Тем не менее, объем моей талии увеличился. Джинсы перестали застегиваться, и я носила панковские балахоны. Каждый день стала проверять сантиметром – растет! Отчего – в упор не понимаю. Пришлось сходить в женскую консультацию. В кабинете сидели две милые старушки. Бабуля, которая была врачом, просияла: вы – девственница! Заметила что-то про ожирение, хотя у меня все позвонки пересчитать можно и ребра торчат. Спросила, действительно ли мне хочется, чтобы меня обследовали через прямую кишку. Не хочется, конечно. Потом бабуля протерла очки, еще раз протерла, пожаловалась медсестре, что неважно себя чувствует. Они быстренько выставили меня из кабинета, и я услышала обрывки разговора: «Увольняться пора, Нина, мерещится всякое». Пришлось купить тест на беременность в аптеке. Ненавижу детей! Особенно эмбрионы! Особенно этот!

* * *

Однажды иду по Невскому, вижу лицо до того знакомое, что ноги сводит. Парень – бежать. Я как рявкну:
— Стоять!
И он рухнул на плитки, будто его камнем сбили. Уставился, как на нечисть, орет:
— Отъебись от меня, уродина! Ведьма!
Встает – и на кулаком в глаз со всей дури! Я ему так и сказала: последнее дело бить беременную девушку.
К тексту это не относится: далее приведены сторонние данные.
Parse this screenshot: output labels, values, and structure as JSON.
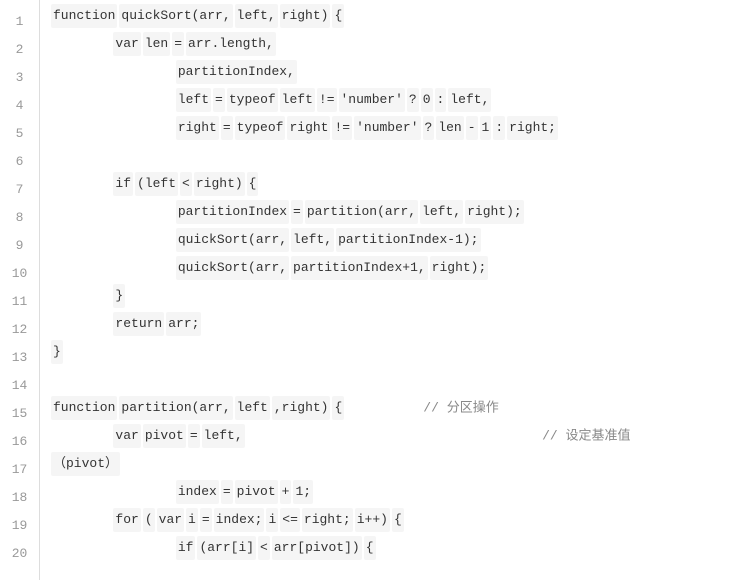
{
  "line_numbers": [
    "1",
    "2",
    "3",
    "4",
    "5",
    "6",
    "7",
    "8",
    "9",
    "10",
    "11",
    "12",
    "13",
    "14",
    "15",
    "16",
    "17",
    "18",
    "19",
    "20"
  ],
  "code_lines": [
    {
      "indent": 0,
      "tokens": [
        "function",
        "quickSort(arr,",
        "left,",
        "right)",
        "{"
      ],
      "trailing": ""
    },
    {
      "indent": 8,
      "tokens": [
        "var",
        "len",
        "=",
        "arr.length,"
      ],
      "trailing": ""
    },
    {
      "indent": 16,
      "tokens": [
        "partitionIndex,"
      ],
      "trailing": ""
    },
    {
      "indent": 16,
      "tokens": [
        "left",
        "=",
        "typeof",
        "left",
        "!=",
        "'number'",
        "?",
        "0",
        ":",
        "left,"
      ],
      "trailing": ""
    },
    {
      "indent": 16,
      "tokens": [
        "right",
        "=",
        "typeof",
        "right",
        "!=",
        "'number'",
        "?",
        "len",
        "-",
        "1",
        ":",
        "right;"
      ],
      "trailing": ""
    },
    {
      "indent": 0,
      "tokens": [],
      "trailing": ""
    },
    {
      "indent": 8,
      "tokens": [
        "if",
        "(left",
        "<",
        "right)",
        "{"
      ],
      "trailing": ""
    },
    {
      "indent": 16,
      "tokens": [
        "partitionIndex",
        "=",
        "partition(arr,",
        "left,",
        "right);"
      ],
      "trailing": ""
    },
    {
      "indent": 16,
      "tokens": [
        "quickSort(arr,",
        "left,",
        "partitionIndex-1);"
      ],
      "trailing": ""
    },
    {
      "indent": 16,
      "tokens": [
        "quickSort(arr,",
        "partitionIndex+1,",
        "right);"
      ],
      "trailing": ""
    },
    {
      "indent": 8,
      "tokens": [
        "}"
      ],
      "trailing": ""
    },
    {
      "indent": 8,
      "tokens": [
        "return",
        "arr;"
      ],
      "trailing": ""
    },
    {
      "indent": 0,
      "tokens": [
        "}"
      ],
      "trailing": ""
    },
    {
      "indent": 0,
      "tokens": [],
      "trailing": ""
    },
    {
      "indent": 0,
      "tokens": [
        "function",
        "partition(arr,",
        "left",
        ",right)",
        "{"
      ],
      "trailing": "          // 分区操作"
    },
    {
      "indent": 8,
      "tokens": [
        "var",
        "pivot",
        "=",
        "left,"
      ],
      "trailing": "                                      // 设定基准值（pivot）"
    },
    {
      "indent": 16,
      "tokens": [
        "index",
        "=",
        "pivot",
        "+",
        "1;"
      ],
      "trailing": ""
    },
    {
      "indent": 8,
      "tokens": [
        "for",
        "(",
        "var",
        "i",
        "=",
        "index;",
        "i",
        "<=",
        "right;",
        "i++)",
        "{"
      ],
      "trailing": ""
    },
    {
      "indent": 16,
      "tokens": [
        "if",
        "(arr[i]",
        "<",
        "arr[pivot])",
        "{"
      ],
      "trailing": ""
    },
    {
      "indent": 24,
      "tokens": [],
      "trailing": ""
    }
  ],
  "pivot_wrap_line": {
    "prefix": "（pivot）"
  }
}
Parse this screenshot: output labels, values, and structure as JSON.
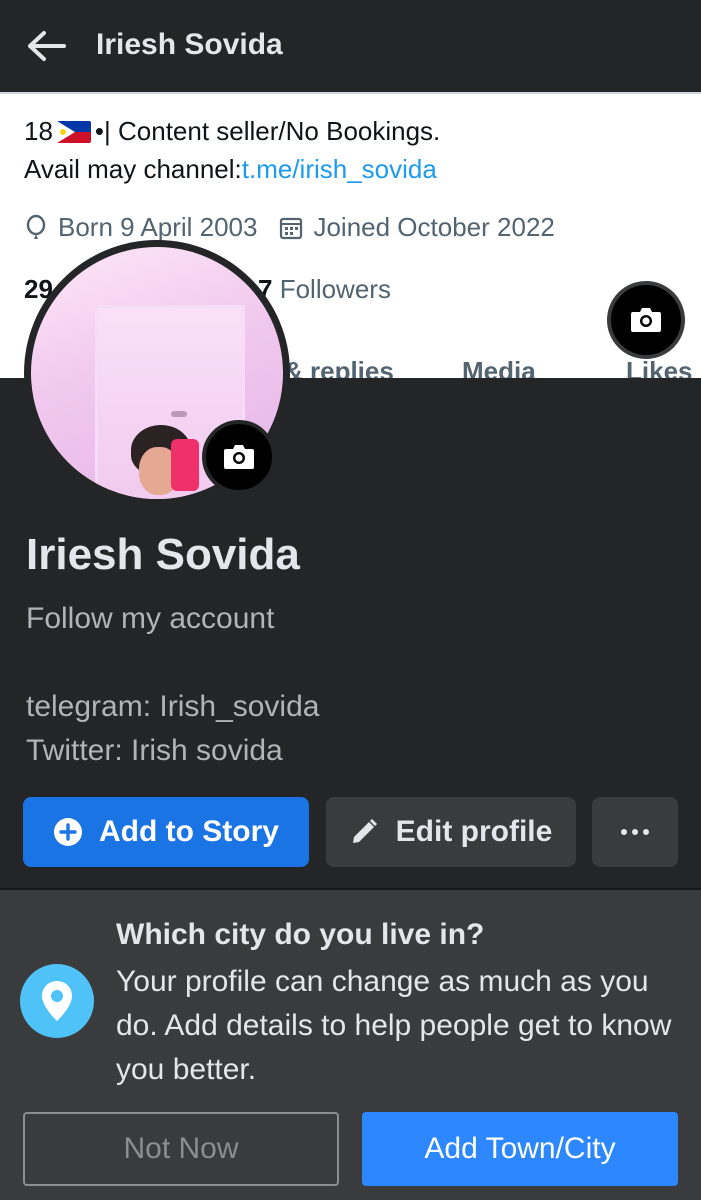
{
  "header": {
    "title": "Iriesh Sovida"
  },
  "twitter_embed": {
    "bio_line1_prefix": "18",
    "bio_line1_suffix": "•| Content seller/No Bookings.",
    "bio_line2_text": "Avail may channel:",
    "bio_line2_link": "t.me/irish_sovida",
    "born": "Born 9 April 2003",
    "joined": "Joined October 2022",
    "following_partial": "29",
    "followers_count_partial": "7",
    "followers_label": "Followers",
    "tabs": [
      "& replies",
      "Media",
      "Likes"
    ]
  },
  "profile": {
    "name": "Iriesh Sovida",
    "bio": "Follow my account",
    "socials": [
      "telegram: Irish_sovida",
      "Twitter: Irish sovida"
    ]
  },
  "actions": {
    "add_story": "Add to Story",
    "edit_profile": "Edit profile",
    "more": "···"
  },
  "city_prompt": {
    "title": "Which city do you live in?",
    "body": "Your profile can change as much as you do. Add details to help people get to know you better.",
    "not_now": "Not Now",
    "add_town": "Add Town/City"
  },
  "colors": {
    "background": "#242526",
    "primary_blue": "#1b74e4",
    "card": "#3a3b3c",
    "pin": "#4fc3f7"
  },
  "icons": [
    "back-arrow-icon",
    "balloon-icon",
    "calendar-icon",
    "camera-icon",
    "plus-circle-icon",
    "pencil-icon",
    "more-dots-icon",
    "location-pin-icon"
  ]
}
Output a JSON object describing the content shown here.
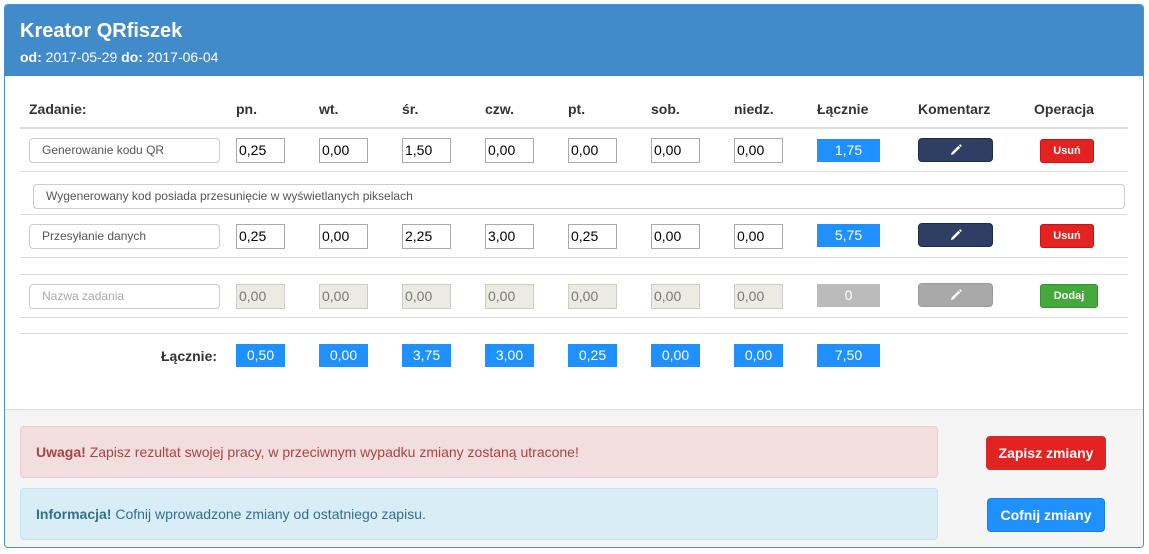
{
  "header": {
    "title": "Kreator QRfiszek",
    "from_label": "od:",
    "from_value": "2017-05-29",
    "to_label": "do:",
    "to_value": "2017-06-04"
  },
  "table": {
    "columns": [
      "Zadanie:",
      "pn.",
      "wt.",
      "śr.",
      "czw.",
      "pt.",
      "sob.",
      "niedz.",
      "Łącznie",
      "Komentarz",
      "Operacja"
    ],
    "rows": [
      {
        "name": "Generowanie kodu QR",
        "days": [
          "0,25",
          "0,00",
          "1,50",
          "0,00",
          "0,00",
          "0,00",
          "0,00"
        ],
        "total": "1,75",
        "operation": "Usuń",
        "comment": "Wygenerowany kod posiada przesunięcie w wyświetlanych pikselach"
      },
      {
        "name": "Przesyłanie danych",
        "days": [
          "0,25",
          "0,00",
          "2,25",
          "3,00",
          "0,25",
          "0,00",
          "0,00"
        ],
        "total": "5,75",
        "operation": "Usuń"
      }
    ],
    "new_row": {
      "name_placeholder": "Nazwa zadania",
      "days_placeholder": [
        "0,00",
        "0,00",
        "0,00",
        "0,00",
        "0,00",
        "0,00",
        "0,00"
      ],
      "total": "0",
      "operation": "Dodaj"
    },
    "sums": {
      "label": "Łącznie:",
      "days": [
        "0,50",
        "0,00",
        "3,75",
        "3,00",
        "0,25",
        "0,00",
        "0,00"
      ],
      "total": "7,50"
    }
  },
  "footer": {
    "warning_title": "Uwaga!",
    "warning_text": "Zapisz rezultat swojej pracy, w przeciwnym wypadku zmiany zostaną utracone!",
    "info_title": "Informacja!",
    "info_text": "Cofnij wprowadzone zmiany od ostatniego zapisu.",
    "save_label": "Zapisz zmiany",
    "undo_label": "Cofnij zmiany"
  },
  "colors": {
    "header_bg": "#428bca",
    "accent_blue": "#1e90ff",
    "danger": "#e32222",
    "success": "#43a93a",
    "edit_button": "#2e3f63"
  },
  "icons": {
    "edit": "pencil-icon"
  }
}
Он и в жизни козлом оказался. Ничего, пришли в себя немного, он мне выпить купил. Объяснил, что моя харя ему месяц мерещилась под ЛСД, я его била, оскорбляла, царапала когтищами, и он это видение никак не мог прогнать. Он до сих пор девушек не хочет. Фауста никакого не читал, делать ему больше нечего? Сказал, что ему пора, и быстро смылся. Даже не поинтересовался, от кого ребенок.
А был ли парень на самом деле? Иногда кажется, что мне приснилась эта встреча.

* * *

Что делать дальше, не представляю, у меня резус-фактор отрицательный. Если вытравлю эту сволочь, детей потом вообще может не быть. В центре «Ювента» так и сказали. Они там тоже немного пришизели, спросили, как это у меня получилось. Думают, что я – суррогатная мать. Думают – криминал. Пусть думают. Родители ничего не знают, я бегу из школы прямо в свою комнату, говорю, что много уроков, на кухне ем сидя спиной к ним. Они считают, что это какой-то юношеский кризис. Взросление.
В принципе, мне насрать, что скажут родители. Они простят, у них других детей нет. О ком им еще заботиться? Я боюсь того, что внутри. Думаю, не убьет ли это меня, как ту девушку в «Чернокнижнике»? Всё это херня, этого не бывает. Это фильмы попсовые. Это не на самом деле, я сплю, я сплю, я сплю… Я сон себе заказала эротический, с продолжением.
Иногда просыпаюсь утром – а живота нет, просыпаюсь снова – он есть. Чего я не понимаю – так это в какой реальности он есть. И что внутри. По ночам теперь мечтаю, кем вырастет существо, которое живет во мне. Воспитаю его крутым панком, он, несомненно, воскресит разлагающийся упаднический панк-рок, скажет новое слово в неформальной культуре, изменит мир и всё такое. А я буду, естественно, его матерью.
И желтый ирокез вместо нимба. Хой!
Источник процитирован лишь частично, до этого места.